ECONOMICS

Ekonomi RI Tumbuh 5,12 Persen, Begini Kata Ekonom HSBC

Anggie Ariesta 08/08/2025 13:03 WIB

Badan Pusat Statistik (BPS) melaporkan pertumbuhan ekonomi Indonesia pada kuartal II-2025 mencapai 5,12 persen.

Badan Pusat Statistik (BPS) melaporkan pertumbuhan ekonomi Indonesia pada kuartal II-2025 mencapai 5,12 persen. (Foto: iNews Media Group)

IDXChannel - Badan Pusat Statistik (BPS) melaporkan pertumbuhan ekonomi Indonesia pada kuartal II-2025 mencapai 5,12 persen. Angka ini cukup mengejutkan karena berada di atas ekspektasi para analis dan ekonom.

Sebagian pihak menilai, angka tersebut terlalu tinggi karena tak mencerminkan daya beli masyarakat yang tengah lesu. Selain itu, tidak ada katalis kuat yang mendongkrak ekonomi sepanjang April-Juni 2025.

Chief Economist for Indonesia and India, HSBC Global Research, Pranjul Bhandari memiliki pandangan tersendiri soal rilis pertumbuhan Produk Domestik Bruto (PDB) yang diumumkan BPS. Menurut dia, angka itu cukup realistis karena ekonomi pada kuartal II-2025 ditopang oleh konsumsi rumah tangga yang kuat dan belanja pemerintah yang naik signifikan.

"Ketika saya menggali lebih dalam ke investasi, saya menemukan bahwa itu berasal dari capex (belanja modal) pemerintah dan ketika saya mencocokkannya dengan data belanja pemerintah, saya benar-benar dapat melihat bahwa pada bulan April, Mei, dan Juni, pemerintah melakukan capex jauh lebih banyak daripada yang telah dilakukan pada kuartal sebelumnya," kata Pranjul dalam Media Briefing HSBC: Indonesia, Jumat (8/8/2025).

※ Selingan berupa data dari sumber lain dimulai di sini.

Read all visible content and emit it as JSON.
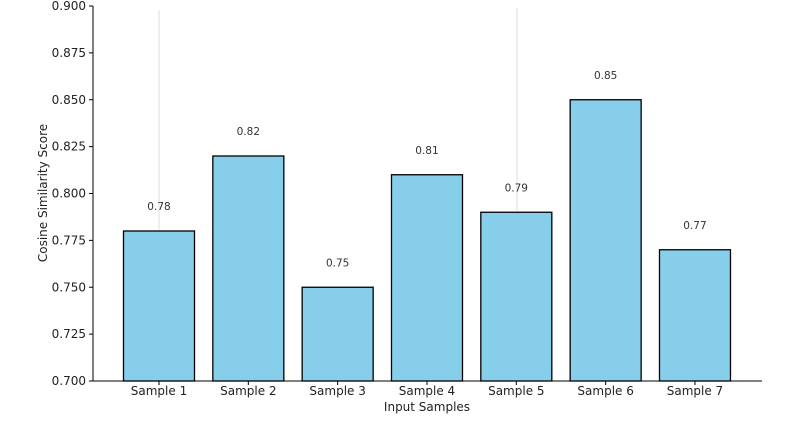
{
  "chart_data": {
    "type": "bar",
    "title": "",
    "xlabel": "Input Samples",
    "ylabel": "Cosine Similarity Score",
    "categories": [
      "Sample 1",
      "Sample 2",
      "Sample 3",
      "Sample 4",
      "Sample 5",
      "Sample 6",
      "Sample 7"
    ],
    "values": [
      0.78,
      0.82,
      0.75,
      0.81,
      0.79,
      0.85,
      0.77
    ],
    "data_labels": [
      "0.78",
      "0.82",
      "0.75",
      "0.81",
      "0.79",
      "0.85",
      "0.77"
    ],
    "ylim": [
      0.7,
      0.9
    ],
    "yticks": [
      0.7,
      0.725,
      0.75,
      0.775,
      0.8,
      0.825,
      0.85,
      0.875,
      0.9
    ],
    "ytick_labels": [
      "0.700",
      "0.725",
      "0.750",
      "0.775",
      "0.800",
      "0.825",
      "0.850",
      "0.875",
      "0.900"
    ],
    "grid": false,
    "bar_color": "#87ceeb",
    "edge_color": "#000000"
  }
}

Selain itu, kata Pranjul, konsumsi rumah tangga juga masih tangguh dengan pertumbuhan di kisaran 5 persen. Dia menyebut, indikator konsumsi massal seperti pengeluaran untuk makanan, bahan bakar, dan pakaian menunjukkan kinerja yang lebih baik dari sebelumnya. Kondisi ini dimungkinkan oleh inflasi yang menurun, kenaikan upah di pedesaan, serta berbagai skema bantuan sosial dari pemerintah.

Kendati demikian, Pranjul tidak menampik bahwa konsumsi dari segmen kelas atas memang menunjukkan pelemahan.

"Memang benar, konsumsi kelas atas lebih lemah dari sebelumnya. Sebagai contoh, penjualan kendaraan penumpang, transaksi kartu kredit, impor barang tahan lama konsumen, itu semua lebih lemah dari sebelumnya. Tapi konsumsi massal lebih kuat," tuturnya.

Berdasarkan data BPS, konsumsi rumah tangga menjadi penopang utama pertumbuhan ekonomi, dengan kontribusi sebesar 54,25 persen dari total PDB.

BPS mencatat pertumbuhan tinggi di sektor jasa lainnya (11,31 persen) dan jasa perusahaan (9,31 persen), yang didorong oleh peningkatan mobilitas masyarakat dan aktivitas pariwisata, yang juga mencerminkan kuatnya konsumsi domestik.